Furthermore, the Shapley values were used to calculate the specific contribution rank on each input feature of OvcaFinder. Local Shapley values were calculated for individual features of each instance (Fig. 6) to demonstrate the interpretability of OvcaFinder in terms of how the model decided for an individual sample. First, the expected value (mean value) was estimated for OvcaFinder’s decision probabilities for all training samples and was set as the base value. The local Shapley values of all given features were then added to the base value to construct the final decision probability. Global Shapley values, which indicated the average impact of each feature on the magnitude of the model output, were computed by averaging the absolute local Shapley values across all instances.

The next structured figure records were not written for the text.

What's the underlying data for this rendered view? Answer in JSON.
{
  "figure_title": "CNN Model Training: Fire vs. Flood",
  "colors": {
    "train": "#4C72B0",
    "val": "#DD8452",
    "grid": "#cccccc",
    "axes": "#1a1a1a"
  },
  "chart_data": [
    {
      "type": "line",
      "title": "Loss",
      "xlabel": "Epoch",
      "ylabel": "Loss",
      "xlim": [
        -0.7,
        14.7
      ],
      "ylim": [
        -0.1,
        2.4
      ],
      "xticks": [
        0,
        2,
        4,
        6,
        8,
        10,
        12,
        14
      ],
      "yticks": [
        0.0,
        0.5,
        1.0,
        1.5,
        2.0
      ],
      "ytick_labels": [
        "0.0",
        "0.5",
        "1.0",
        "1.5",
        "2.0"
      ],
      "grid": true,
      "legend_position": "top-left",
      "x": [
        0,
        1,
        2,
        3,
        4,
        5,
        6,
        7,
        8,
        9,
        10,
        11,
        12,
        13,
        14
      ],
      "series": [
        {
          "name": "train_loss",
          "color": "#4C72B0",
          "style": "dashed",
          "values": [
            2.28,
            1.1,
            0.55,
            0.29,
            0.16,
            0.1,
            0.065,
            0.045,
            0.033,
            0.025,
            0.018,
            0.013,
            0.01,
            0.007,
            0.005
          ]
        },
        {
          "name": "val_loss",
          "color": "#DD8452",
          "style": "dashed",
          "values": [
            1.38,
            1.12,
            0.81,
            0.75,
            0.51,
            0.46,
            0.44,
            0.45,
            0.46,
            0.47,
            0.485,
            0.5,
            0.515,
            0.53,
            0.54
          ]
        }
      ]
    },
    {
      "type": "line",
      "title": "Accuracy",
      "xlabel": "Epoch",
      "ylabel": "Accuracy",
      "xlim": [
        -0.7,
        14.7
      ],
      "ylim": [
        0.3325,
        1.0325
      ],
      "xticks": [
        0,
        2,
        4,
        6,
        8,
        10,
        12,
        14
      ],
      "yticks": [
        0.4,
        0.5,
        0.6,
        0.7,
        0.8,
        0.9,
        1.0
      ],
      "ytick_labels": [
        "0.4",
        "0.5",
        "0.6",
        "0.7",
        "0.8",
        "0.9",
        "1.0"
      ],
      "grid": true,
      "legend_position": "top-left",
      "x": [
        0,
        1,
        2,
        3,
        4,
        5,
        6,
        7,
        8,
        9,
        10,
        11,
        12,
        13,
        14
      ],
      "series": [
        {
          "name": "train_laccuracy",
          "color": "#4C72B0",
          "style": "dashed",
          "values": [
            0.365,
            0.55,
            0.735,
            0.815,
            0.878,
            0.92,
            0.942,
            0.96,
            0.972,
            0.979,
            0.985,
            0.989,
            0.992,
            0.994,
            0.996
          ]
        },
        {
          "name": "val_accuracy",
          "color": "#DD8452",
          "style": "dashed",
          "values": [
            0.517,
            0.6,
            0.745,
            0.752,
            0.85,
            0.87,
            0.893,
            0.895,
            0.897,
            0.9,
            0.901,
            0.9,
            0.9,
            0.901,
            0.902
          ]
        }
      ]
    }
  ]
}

Fig. 6: Local Shapley values for the interpretation of OvcaFinder.
figure 6

The horizontal ordinate represents the decision score. \(f\) is the function of OvcaFinder, \(f(x)\) is the final decision probability for input \(x\), and \(E[f(X)]\) is the expected value (mean value) for OvcaFinder’s decision probabilities of all training samples (which is 0.578). For sample (a), the age, DL model prediction, and O-RADS score values were 61 years, 0.649 (prediction probability) and 5, giving +0.02, +0.13, and +0.13 contributions supporting the decision to apply a malignant label, respectively. In addition, the lesion diameter and CA 125 concentration values were 67 mm and 9.09 U/mL, giving −0.02 and −0.1 negative impacts against the decision to apply a malignant label, respectively. These contributions were then added to the expected value to obtain the final decision probability of 0.741. For sample (b), the lesion diameter, age, CA125 concentration, O-RADS score, and DL model prediction values were 106 mm, 51 years, 3210 U/mL, 5 and 0.819 (prediction probability), giving +0.01, +0.02, +0.07, +0.13, and +0.19 contributions supporting the decision to apply a malignant label. These contributions were then added to the expected value to obtain the final decision probability of 0.998. DL deep learning, O-RADS Ovarian-adnexal reporting and data system.

Statistical analysis

Diagnostic performance was evaluated by calculating the AUC, accuracy, sensitivity, specificity, positive predictive value, and negative predictive value with 95% confidence intervals (CIs). The 95% CIs were calculated using the nonparametric bootstrap method with 1000 resampling events, while keeping a constant ratio of positive and negative cases. The mean AUC of five readers was calculated by averaging their AUC values. Comparisons were made between the performance of the models and readers in both the internal and external test datasets. We calculated p values to determine significant differences between different models, or between the OvcaFinder and the readers, using the pROC library in R (version 3.6.3) for AUCs and McNemar’s test for sensitivities and specificities. Interobserver agreement were assessed using Cohen kappa values, which were interpreted as follows: 0.21–0.40, fair; 0.41–0.60, moderate; 0.61–0.80, substantial; 0.81–1.00, excellent33. Two-tailed p < 0.05 were considered statistically significant.

Reporting summary

Further information on research design is available in the Nature Portfolio Reporting Summary linked to this article.